Kurz notiert: Mobile Payment und die unverstandenen Kunden

Veröffentlicht von Thomas Hochfeld / 17. Juni 2015 / / 1 Kommentar

In diesem Blog haben wir schon über viele Startups berichtet, die sich dem Thema Mobile Payment angenommen haben. Als jüngstes Beispiel ist hier sogar die Stadt Berlin genannt. Denn diese möchte mit ihrer Mobile-Payment-Initiative „NFC City Berlin“ zur NFC-Zahlungshauptstadt aufsteigen. In dieser Initiative,  die auch die großen Handelsketten miteinbezieht, mischen alle deutschen Mobilfunkbetreiber mit. So wurden insgesamt über 2.000 Terminals in 500 Geschäften auf NFC umgerüstet. Um auf Kundenseite bezahlen zu können, bietet jeder Mobilfunkbetreiber seine eigene Wallet-App zum Download. Sollte ein Kunde kein NFC-fähiges Smartphone besitzen, stellen die Betreiber NFC-Sticker zur Verfügung. Um das Ganze in Gang zu bringen, erhält jeder Kunde der bis zum 14. Juni 2015 erstmalig mit seinem Smartphone bezahlt eine Gutschrift über 10 € von seinem Mobilfunkanbieters. Jetzt müssen es die Kunden nur noch annehmen.

Und da bin auch ich persönlich mittlerweile ziemlich skeptisch und bei meinen Recherchen auf einen interessanten Artikel von Mobilbranche.de gestoßen, der sich mit dem Thema äußerst kritisch auseinandersetzt. Der Titel: „Mobile Payment: Der Drops ist gelutscht.“
In dem Beitrag wird die These aufgestellt, dass sich außer Apple Pay und Android Pay kein Mobile Payment Anbieter ernsthaft durchsetzen wird.
„Dem bisherigem Misserfolg mobiler Bezahlverfahren liegt ein einfacher Denkfehler zu Grunde: Mobile Payment ist kein Produkt.“ (Quelle: Mobilbranche.de)
Apple Pay, sowie Android Pay sind Bestandteile der jeweiligen Betriebssysteme. Es muss keine neue App geladen, kein komplizierter Registrierungsprozess angestoßen werden. Diesen Artikel möchte ich Ihnen nicht vorenthalten und habe ihn gleich hier verlinkt.

Direkt zum Artikel auf Mobilebranche.de

Sehen Sie Chancen für andere Mobile-Payment-Anbieter den Kunden für sich zu gewinnen, dem Thema den Durchbruch zu verschaffen oder stimmen Sie dem Autor des Artikels auf Mobilbranche.de zu?

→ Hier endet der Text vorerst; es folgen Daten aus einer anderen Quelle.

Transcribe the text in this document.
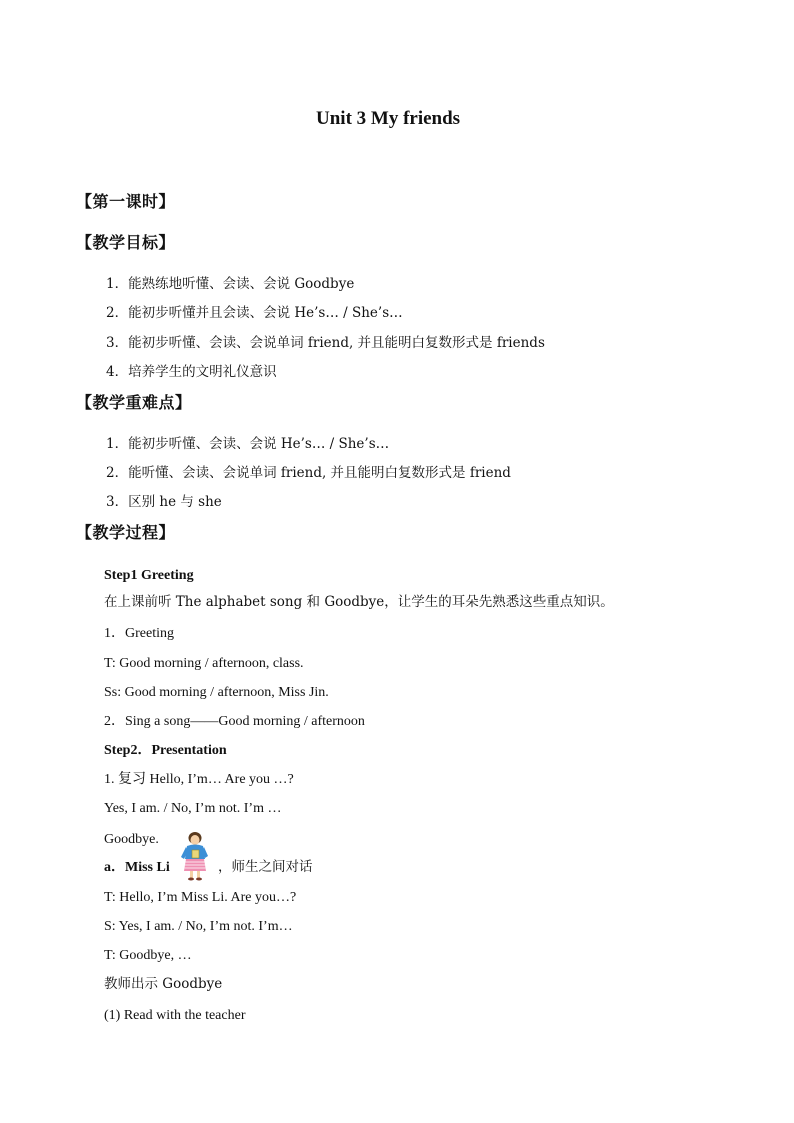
Unit 3 My friends
【第一课时】
【教学目标】
1．能熟练地听懂、会读、会说 Goodbye
2．能初步听懂并且会读、会说 He’s… / She’s…
3．能初步听懂、会读、会说单词 friend, 并且能明白复数形式是 friends
4．培养学生的文明礼仪意识
【教学重难点】
1．能初步听懂、会读、会说 He’s… / She’s…
2．能听懂、会读、会说单词 friend, 并且能明白复数形式是 friend
3．区别 he 与 she
【教学过程】
Step1 Greeting
在上课前听 The alphabet song 和 Goodbye，让学生的耳朵先熟悉这些重点知识。
1．Greeting
T: Good morning / afternoon, class.
Ss: Good morning / afternoon, Miss Jin.
2．Sing a song——Good morning / afternoon
Step2．Presentation
1. 复习 Hello, I’m… Are you …?
Yes, I am. / No, I’m not. I’m …
Goodbye.
a．Miss Li	，师生之间对话
T: Hello, I’m Miss Li. Are you…?
S: Yes, I am. / No, I’m not. I’m…
T: Goodbye, …
教师出示 Goodbye
(1) Read with the teacher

Ihre Meinung würde mich interessieren! Nutzen Sie dafür einfach unsere Kommentarfunktion.

Kommentare

Ein Kommentar

  • Stefan Gebhardt
    18. Juni 2015 bei 11:37

    Grundsätzlich sehe ich auch für die Hardwarehersteller die besten Chancen für das Mobile Payment. Sie können die Lösungen direkt in die Hardware integrieren und werden auch agressiv den Kunden darauf hinweisen. Schaltet man sein iPhone in den Einstellungen auf das US-Gebiet um, bekommt man ziemlich schnell an verschiedenen Stellen den Hinweis, wie einfach doch eine Teilnahme am Payment ist und ob man nicht teilhaben möchte.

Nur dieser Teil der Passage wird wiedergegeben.